Type parameter inference is a pairwise walk of the two types, looking for type parameters in the target, matching them to corresponding types in the source. The type is walked structurally sort of like a tree is elsewhere in the compiler.

  1. inferTypes gets called on each source/target pair with argument=source/parameter=target. There's only one pair here: { initial(): string } and { initial(): T }.
  2. Since both sides are object types, inferFromProperties looks through each property of the target and looks for a match in the source. In this case both have the property initial.
  3. initial's type is a signature on both sides (() => T/() => string), so inference goes to inferFromSignature, which recursively infers from the return type.
  4. Now the source/target pair is T/string. Since the source is a lone type parameter, we add string to the list of candidates for T.

Once all the parameters have had inferTypes called on them, getInferredTypes condenses each candidate array to a single type, via getUnionType in this case. T's candidates array is [string], so getUnionType immediately returns string.

Other considerations

Method of Combining Candidate Arrays

Only inference to return types, keyof T and mapped type constraints (which are usually keyof too) produce a union. These are all contravariant inference locations. All other locations call the custom code getCommonSupertype, which more or less does what it says. Note that object types are always unioned together first, regardless of inference position.

Interference Between Contextual Typing and Type Parameter Inference

Type parameter inference actually operates in two passes.

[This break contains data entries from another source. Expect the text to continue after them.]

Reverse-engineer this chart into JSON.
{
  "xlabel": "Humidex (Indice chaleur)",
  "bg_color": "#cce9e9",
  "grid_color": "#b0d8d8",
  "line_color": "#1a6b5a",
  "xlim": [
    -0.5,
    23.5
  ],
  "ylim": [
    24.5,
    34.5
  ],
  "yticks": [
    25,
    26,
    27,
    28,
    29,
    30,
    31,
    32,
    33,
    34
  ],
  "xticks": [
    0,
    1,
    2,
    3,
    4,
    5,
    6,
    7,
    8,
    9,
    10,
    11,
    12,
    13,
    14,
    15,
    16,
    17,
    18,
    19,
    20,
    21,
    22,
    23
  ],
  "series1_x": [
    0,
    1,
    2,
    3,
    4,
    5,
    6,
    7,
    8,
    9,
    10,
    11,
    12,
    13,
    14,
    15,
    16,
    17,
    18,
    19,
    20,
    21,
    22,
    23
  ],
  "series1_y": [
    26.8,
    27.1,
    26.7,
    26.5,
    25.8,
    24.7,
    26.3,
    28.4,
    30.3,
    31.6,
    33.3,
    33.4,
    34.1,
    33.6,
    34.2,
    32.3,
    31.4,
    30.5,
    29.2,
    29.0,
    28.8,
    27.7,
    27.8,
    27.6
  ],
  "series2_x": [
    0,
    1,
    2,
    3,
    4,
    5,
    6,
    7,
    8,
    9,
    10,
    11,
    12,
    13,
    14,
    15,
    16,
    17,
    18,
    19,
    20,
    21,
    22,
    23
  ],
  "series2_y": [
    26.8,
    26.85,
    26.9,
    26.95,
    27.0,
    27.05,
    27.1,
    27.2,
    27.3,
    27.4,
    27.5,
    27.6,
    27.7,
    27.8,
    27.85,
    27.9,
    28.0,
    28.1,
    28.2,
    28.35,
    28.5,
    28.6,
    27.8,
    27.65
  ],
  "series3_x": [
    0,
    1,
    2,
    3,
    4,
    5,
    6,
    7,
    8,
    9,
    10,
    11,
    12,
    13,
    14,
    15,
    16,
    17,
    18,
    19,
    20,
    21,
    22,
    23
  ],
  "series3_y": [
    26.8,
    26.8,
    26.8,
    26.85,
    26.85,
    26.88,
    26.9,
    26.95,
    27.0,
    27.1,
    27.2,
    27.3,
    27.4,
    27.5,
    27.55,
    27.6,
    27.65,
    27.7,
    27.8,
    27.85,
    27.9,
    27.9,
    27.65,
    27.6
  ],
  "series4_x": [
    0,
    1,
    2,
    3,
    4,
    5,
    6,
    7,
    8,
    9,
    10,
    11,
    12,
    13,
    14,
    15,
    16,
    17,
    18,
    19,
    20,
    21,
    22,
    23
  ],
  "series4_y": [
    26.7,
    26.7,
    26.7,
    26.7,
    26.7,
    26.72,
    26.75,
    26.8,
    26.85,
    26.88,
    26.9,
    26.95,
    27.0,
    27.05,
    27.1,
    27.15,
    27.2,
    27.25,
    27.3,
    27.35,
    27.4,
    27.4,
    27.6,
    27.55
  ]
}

The first pass skips arguments that have contextually typed expressions so that if good inferences are found from other arguments, contextual typing can provide types to parameters of function expressions, which in turn may produce better return types. Then the second pass proceeds with all arguments.

Inference Priorities

Different positions have different inference priorities; when the type walk finds a candidate at a higher priority position than existing candidates, it throws away the existing candidates and starts over with the higher-priority candidate. For example, a lone type variable has the highest priority, but a type variable found inside a return type has one of the lowest priorities.

Priorities have two important limitations: first, they are defined ad-hoc, based on heuristics developed by observing bad type inferences and trying to fix them. Second, throwing away low-priority inferences is faster, but will miss some inferences compared to integrating all priorities in some way.

Contravariant Candidates

Certain candidates are inferred contravariantly, such as parameters of callbacks. This is a separate system from inference priorities; contravariant candidates are even higher priority.

Reverse Mapped Types

A reverse mapped type is a mapped type that is constructed during inference, and it requires information obtained from inference, but is not a central part of inference. A reverse mapped type is constructed when the target is a mapped type and the source is an object type. It allows a inference to apply to every member of an object type:

type Box<T> = { ref: T }
type Boxed<T> = { [K in keyof T]: Box<T[K]> }
declare function unbox<T>(boxed: Boxed<T>): T;
unbox({ a: { ref: 1 }, m: { ref: "1" } }) // returns { a: number, m: string }

Reverse mapped types are normal types just like conditional types, index types, mapped types, etc. The difference is that they have no explicit syntax to construct them.